El Greco (1541–1614), born Domenikos Theotokopoulos, was one of the most fascinating and distinctive artists of the sixteenth century. His works are immediately recognisable for their brilliant colours, elongated figures and spiritual intensity.
Initially trained in Crete, in around 1567 El Greco moved to Italy where he purportedly studied with Titian. A decade later he is documented in Toledo (south of Madrid), and he spent the rest of his long life in Spain. His paintings and writings offer a thoughtful, frequently inspired response to the varied environments in which he worked – and they reveal that he was deeply engaged with the religious and artistic thinking of his time.
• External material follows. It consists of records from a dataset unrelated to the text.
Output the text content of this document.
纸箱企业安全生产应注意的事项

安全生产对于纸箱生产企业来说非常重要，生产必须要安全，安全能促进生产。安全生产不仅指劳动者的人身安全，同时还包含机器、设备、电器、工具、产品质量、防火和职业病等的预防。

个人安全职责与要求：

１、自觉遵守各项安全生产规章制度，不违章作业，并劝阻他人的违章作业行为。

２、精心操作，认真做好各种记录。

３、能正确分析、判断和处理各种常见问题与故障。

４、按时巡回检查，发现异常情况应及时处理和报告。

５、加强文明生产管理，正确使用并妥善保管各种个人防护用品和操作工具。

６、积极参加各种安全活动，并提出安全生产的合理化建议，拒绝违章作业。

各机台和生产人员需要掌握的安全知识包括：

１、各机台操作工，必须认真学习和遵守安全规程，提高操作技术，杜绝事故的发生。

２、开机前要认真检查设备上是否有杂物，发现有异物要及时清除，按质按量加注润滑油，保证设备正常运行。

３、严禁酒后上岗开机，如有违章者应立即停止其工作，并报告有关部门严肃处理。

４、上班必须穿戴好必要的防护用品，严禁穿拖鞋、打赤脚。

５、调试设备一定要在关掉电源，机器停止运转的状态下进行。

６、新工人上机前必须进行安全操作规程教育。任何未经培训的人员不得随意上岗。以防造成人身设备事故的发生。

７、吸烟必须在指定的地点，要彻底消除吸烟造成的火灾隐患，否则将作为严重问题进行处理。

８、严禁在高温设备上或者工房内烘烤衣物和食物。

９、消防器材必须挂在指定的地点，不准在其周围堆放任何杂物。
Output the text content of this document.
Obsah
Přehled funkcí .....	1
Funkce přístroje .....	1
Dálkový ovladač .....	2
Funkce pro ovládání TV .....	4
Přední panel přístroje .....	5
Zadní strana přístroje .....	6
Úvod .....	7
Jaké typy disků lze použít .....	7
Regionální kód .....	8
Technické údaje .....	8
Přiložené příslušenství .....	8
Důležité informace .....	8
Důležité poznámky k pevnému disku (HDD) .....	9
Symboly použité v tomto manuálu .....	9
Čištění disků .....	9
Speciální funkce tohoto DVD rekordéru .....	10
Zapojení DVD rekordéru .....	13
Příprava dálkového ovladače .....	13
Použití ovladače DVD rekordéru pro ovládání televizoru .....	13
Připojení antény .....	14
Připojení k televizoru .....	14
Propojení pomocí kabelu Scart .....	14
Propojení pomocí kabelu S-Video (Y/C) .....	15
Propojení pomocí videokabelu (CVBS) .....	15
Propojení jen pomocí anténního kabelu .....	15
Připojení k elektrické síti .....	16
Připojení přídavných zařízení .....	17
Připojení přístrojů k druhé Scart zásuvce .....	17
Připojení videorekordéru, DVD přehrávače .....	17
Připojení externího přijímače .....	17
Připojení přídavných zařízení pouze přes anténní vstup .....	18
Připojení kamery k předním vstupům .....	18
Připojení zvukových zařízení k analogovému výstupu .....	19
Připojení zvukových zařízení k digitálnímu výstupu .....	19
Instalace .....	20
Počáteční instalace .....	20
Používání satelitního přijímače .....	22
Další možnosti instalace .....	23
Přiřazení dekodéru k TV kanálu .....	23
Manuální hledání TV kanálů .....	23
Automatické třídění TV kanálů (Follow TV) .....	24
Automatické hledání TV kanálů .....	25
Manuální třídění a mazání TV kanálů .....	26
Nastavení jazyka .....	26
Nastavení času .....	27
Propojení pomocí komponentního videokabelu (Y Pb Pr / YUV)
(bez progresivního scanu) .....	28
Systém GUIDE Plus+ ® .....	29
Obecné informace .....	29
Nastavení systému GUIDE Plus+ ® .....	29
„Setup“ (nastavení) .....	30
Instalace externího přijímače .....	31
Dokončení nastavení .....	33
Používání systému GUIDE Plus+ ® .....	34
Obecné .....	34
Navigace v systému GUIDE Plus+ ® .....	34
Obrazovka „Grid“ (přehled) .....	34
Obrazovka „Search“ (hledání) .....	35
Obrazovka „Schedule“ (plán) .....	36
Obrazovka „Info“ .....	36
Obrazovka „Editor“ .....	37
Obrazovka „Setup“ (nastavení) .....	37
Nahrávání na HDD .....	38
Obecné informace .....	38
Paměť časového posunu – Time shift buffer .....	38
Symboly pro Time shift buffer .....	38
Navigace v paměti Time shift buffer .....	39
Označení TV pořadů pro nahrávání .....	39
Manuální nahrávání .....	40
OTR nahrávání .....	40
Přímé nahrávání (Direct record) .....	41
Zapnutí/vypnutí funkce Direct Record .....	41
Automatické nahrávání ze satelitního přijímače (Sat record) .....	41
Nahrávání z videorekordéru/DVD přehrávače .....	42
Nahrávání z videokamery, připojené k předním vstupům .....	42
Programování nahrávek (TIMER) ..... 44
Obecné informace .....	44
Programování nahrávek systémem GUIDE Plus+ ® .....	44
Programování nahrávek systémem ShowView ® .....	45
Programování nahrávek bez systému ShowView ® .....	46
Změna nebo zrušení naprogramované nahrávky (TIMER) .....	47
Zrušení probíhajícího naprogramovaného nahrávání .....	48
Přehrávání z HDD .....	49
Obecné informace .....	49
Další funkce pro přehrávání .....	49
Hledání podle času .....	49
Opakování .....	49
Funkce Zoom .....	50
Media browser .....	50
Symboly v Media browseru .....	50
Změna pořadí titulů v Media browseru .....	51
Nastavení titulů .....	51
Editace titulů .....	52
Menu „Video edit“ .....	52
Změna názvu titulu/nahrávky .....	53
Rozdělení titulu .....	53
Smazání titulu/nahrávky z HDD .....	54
This lavishly illustrated book – the first comprehensive English-language publication on El Greco in many years – address the full range of the artist’s work in painting and sculpture, from his Byzantine icons to his late altarpieces. It considers his personality from both a religious and intellectual point of view, and presents the artist’s religious, mythological, genre, landscape and portrait works, providing the historical context in which they were made.
Davies is a pre-eminent El Greco scholar who taught at Birkbeck and University College, University of London; Sir John Elliott Is Regius Professor Emeritus of Modern History at the University of Oxford; Gabriele Finaldi is Curatorial Director of the Museo Nacional del Prado; Keith Christiansen is Curator of European Paintings at the Metropolitan Museum of Art; Xavier Bray is an Assistant Curator at the National Gallery, London.
Shortlisted for The Art Newspaper & AXA Art Exhibition Catalogue Award for 2004.